Cuvier, in his Animal Kingdom (trans. M’Murtrie):
Life then is a vortex, more or less rapid, more or less complicated, the direction of which is invariable, and which always carries along molecules of similar kinds, but into which individual molecules are continually entering, and from which they are continually departing; so that the form of a living body is more essential to it than its matter.
As long as this motion subsists, the body in which it takes place is living—it lives. When it finally ceases, it dies. After death, the elements which compose it, abandoned to the ordinary chemical affinities, soon separate, from which, more or less quickly, results the dissolution of the once living body. It was then by the vital motion that its dissolution was arrested, and its elements were held in a temporary union.

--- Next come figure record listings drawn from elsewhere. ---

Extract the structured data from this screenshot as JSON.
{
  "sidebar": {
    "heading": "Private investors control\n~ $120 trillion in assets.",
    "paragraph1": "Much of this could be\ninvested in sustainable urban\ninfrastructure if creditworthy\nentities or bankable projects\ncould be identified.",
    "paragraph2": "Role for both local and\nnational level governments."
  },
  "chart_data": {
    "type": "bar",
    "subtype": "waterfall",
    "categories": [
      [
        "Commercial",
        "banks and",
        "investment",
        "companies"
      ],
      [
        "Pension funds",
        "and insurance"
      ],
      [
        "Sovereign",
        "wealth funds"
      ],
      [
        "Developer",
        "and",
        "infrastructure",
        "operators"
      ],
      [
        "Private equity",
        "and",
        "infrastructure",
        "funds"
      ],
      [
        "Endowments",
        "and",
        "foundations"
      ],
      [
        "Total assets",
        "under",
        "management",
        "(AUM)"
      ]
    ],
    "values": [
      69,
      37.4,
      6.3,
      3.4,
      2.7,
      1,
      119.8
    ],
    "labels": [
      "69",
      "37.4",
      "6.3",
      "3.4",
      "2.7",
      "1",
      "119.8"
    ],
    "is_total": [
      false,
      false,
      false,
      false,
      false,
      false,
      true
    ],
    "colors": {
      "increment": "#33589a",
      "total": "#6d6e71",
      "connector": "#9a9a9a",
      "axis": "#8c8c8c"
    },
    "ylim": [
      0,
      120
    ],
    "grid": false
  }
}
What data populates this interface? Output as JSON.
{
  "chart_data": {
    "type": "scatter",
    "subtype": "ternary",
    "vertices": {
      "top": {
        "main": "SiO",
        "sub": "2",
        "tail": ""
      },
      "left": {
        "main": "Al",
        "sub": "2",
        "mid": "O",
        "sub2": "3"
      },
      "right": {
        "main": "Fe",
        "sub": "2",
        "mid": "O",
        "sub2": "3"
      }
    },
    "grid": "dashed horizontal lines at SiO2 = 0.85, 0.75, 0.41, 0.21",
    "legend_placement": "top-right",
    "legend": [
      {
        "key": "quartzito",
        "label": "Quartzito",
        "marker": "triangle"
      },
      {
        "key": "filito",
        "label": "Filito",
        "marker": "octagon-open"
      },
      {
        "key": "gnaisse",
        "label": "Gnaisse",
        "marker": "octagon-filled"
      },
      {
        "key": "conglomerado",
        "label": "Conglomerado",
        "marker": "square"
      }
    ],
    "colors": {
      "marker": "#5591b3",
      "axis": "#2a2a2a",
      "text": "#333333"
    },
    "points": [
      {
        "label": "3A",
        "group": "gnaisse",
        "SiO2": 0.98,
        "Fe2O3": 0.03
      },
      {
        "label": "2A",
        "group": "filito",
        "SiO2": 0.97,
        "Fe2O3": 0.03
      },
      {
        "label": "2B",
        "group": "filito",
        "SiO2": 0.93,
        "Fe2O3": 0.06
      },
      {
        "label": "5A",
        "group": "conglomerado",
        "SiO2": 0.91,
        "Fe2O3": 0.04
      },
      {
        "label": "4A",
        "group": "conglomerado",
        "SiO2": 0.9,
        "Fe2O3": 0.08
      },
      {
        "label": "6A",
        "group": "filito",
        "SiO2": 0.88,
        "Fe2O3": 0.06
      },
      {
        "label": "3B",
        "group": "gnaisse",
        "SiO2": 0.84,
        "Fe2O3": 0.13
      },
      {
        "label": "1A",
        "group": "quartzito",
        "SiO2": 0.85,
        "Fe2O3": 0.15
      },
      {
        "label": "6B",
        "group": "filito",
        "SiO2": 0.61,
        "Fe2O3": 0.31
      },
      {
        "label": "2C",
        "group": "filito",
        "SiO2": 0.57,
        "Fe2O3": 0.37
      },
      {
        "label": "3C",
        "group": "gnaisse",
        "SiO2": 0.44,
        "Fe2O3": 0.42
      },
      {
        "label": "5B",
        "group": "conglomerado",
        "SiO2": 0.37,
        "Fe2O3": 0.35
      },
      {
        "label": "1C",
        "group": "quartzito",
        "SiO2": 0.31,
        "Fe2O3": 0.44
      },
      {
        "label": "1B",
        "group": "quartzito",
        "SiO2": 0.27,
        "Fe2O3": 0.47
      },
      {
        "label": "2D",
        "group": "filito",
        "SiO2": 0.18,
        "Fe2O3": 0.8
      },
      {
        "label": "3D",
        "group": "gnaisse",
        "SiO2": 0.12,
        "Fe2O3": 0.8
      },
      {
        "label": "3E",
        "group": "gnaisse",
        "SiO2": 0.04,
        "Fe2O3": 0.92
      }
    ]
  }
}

All living bodies die after a certain period, whose extreme limit is fixed for each species, and death appears to be a necessary consequence of life, which, by its own action, insensibly alters the structure of the body, so as to render its continuance impossible.
And Macleay, in his Horæ Entomologicæ:
Though for the sake of simplicity, and in order to avoid as much as possible what may be accounted as matter of opinion, death has in the foregoing paragraph been considered as merely the cessation of life ; yet it may be proper to observe, that those physiologists appear to have reason on their side, who make it generally an inevitable and necessary consequence of life. In the higher animals and plants, indeed, we are certain that if death should not be produced by accidental causes, it is sure in due time to result from the fibres which compose the cellular substance growing so thick and rigid, that the fluids cannot penetrate through their interstices. In this sense a body receiving nourishment may be said to imbibe death : so true it is, that by living we die.